|ARC of reason|
|Friday, 08 August 2014 00:45|
RBI gets it right on Asset Reconstruction Companies
Sales of non-performing loans to Asset Reconstruction Companies (ARCs) may have jumped to R34,000 crore, driving up the assets under management (AUM) to R42,000 crore, but that might really not have been such a good thing. For one, much of it was being driven by Security Receipts (SR) so that most of the risk remained with the banks. For their part, ARCs were willing to be accommodative when it came to valuing the assets since they forked out just 5% of the amount, banking on the fees to grow their bottom lines. A lot of this will now change after the Reserve Bank of India (RBI) rewrote the rules on Wednesday. The central bank, rightly, wants ARCs to have more skin in the game and, to this end, has upped the initial payment, requiring ARCs to be better capitalised.
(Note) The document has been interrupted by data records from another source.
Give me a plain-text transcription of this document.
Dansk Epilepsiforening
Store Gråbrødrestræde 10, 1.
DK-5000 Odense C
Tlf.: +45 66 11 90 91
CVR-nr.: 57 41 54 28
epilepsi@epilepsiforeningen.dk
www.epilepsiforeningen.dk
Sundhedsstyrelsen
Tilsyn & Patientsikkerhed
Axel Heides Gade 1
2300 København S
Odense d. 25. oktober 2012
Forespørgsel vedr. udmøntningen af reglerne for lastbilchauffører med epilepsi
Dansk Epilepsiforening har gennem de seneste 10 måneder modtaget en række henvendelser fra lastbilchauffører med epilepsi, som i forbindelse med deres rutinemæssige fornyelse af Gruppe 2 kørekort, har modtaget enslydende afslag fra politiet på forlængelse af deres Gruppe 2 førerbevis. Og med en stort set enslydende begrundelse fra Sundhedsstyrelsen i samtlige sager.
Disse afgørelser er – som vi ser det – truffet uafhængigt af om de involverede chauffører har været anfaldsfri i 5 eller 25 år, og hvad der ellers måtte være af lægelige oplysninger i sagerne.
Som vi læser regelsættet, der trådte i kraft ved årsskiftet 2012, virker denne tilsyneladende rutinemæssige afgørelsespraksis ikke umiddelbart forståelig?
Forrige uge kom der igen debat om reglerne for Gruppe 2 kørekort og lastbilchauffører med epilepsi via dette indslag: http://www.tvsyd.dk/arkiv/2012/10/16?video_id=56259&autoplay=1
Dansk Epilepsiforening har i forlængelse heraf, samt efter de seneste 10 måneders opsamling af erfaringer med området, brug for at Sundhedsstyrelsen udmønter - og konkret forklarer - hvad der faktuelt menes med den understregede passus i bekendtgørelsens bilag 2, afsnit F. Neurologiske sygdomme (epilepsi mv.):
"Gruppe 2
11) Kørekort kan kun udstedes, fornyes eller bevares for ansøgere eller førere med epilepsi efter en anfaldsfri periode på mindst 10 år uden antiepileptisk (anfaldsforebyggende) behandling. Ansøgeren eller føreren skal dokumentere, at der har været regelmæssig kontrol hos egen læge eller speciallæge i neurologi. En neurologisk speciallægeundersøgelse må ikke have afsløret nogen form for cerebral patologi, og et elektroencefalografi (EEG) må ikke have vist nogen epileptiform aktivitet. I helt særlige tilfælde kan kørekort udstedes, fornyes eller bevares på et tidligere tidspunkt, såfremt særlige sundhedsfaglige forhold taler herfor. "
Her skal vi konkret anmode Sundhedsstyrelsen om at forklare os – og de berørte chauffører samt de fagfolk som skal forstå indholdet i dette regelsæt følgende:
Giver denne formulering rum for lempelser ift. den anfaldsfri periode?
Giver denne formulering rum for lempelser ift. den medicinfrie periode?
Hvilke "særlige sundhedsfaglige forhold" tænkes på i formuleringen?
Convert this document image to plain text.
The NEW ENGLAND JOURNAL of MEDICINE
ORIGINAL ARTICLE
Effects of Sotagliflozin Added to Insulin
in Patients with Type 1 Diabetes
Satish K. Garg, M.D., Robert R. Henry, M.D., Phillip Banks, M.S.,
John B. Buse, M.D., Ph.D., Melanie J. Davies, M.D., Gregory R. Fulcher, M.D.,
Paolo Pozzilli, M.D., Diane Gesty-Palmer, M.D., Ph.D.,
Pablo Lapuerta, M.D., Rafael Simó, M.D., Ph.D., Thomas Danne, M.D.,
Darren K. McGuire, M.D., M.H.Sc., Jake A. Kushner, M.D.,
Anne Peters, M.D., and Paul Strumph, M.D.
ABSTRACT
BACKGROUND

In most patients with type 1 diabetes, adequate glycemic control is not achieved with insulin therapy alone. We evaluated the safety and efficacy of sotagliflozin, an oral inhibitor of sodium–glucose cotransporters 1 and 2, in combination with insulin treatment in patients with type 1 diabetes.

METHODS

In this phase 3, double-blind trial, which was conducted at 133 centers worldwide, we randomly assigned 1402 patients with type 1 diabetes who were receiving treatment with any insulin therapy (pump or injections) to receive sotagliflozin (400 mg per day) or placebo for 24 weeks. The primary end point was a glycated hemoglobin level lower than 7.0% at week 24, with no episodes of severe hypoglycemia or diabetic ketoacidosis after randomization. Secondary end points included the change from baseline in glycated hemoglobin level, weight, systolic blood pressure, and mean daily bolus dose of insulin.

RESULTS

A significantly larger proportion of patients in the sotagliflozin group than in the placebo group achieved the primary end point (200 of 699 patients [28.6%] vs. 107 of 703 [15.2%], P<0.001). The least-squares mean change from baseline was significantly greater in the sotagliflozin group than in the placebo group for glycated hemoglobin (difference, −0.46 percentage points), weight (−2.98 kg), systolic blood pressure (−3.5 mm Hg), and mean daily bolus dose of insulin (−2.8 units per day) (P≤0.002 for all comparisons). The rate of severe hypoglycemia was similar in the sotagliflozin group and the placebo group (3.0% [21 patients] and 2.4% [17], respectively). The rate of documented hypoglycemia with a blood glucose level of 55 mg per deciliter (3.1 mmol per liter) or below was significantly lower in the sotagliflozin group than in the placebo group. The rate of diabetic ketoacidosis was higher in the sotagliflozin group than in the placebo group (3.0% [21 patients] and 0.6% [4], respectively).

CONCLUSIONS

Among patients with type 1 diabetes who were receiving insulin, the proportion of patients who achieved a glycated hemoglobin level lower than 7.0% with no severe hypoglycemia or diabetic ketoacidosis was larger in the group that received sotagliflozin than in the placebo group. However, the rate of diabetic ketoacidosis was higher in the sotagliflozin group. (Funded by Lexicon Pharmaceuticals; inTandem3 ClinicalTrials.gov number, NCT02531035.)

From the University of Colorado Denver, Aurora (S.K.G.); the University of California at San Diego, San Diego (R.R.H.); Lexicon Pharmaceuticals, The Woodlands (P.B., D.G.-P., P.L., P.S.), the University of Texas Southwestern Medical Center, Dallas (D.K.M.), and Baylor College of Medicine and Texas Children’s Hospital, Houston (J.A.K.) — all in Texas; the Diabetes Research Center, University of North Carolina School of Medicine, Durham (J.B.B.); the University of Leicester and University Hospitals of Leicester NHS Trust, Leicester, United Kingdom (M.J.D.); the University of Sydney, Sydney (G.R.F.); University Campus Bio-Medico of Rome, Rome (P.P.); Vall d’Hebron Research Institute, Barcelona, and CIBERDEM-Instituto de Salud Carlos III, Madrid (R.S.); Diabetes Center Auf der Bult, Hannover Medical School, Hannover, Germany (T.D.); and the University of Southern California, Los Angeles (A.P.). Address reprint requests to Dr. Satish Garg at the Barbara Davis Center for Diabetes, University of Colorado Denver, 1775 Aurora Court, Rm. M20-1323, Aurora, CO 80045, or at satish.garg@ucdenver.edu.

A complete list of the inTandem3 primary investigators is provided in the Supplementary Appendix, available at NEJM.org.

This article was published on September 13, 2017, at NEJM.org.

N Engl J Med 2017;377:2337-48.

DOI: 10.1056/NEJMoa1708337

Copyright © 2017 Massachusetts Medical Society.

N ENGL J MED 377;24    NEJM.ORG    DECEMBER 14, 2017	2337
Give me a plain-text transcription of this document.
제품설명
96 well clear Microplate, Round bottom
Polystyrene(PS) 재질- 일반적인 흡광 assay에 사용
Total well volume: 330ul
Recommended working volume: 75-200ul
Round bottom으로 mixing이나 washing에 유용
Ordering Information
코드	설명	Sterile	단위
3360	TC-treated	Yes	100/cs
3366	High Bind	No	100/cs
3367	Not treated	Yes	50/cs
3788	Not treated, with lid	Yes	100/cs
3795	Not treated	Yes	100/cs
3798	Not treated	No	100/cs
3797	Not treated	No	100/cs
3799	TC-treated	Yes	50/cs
As a consequence, CRISIL estimates growth will moderate to 30% in the current year but there will be more discipline all around. To begin with, ARCs will not be so cavalier about how loans are priced since they need to cough up 15% of the value rather than just 5%, which means the pricing will be more realistic since capital doesn’t come cheap. And like before, they will need to stay invested for the entire duration of the SR. Also, while the fees have so far been calculated as a share of the value of the assets acquired, the income will now be booked as a percentage of the net asset value (NAV) to be determined by a rating agency. One might argue the ARC will simply up the fees, but that might not be so easy in a competitive environment.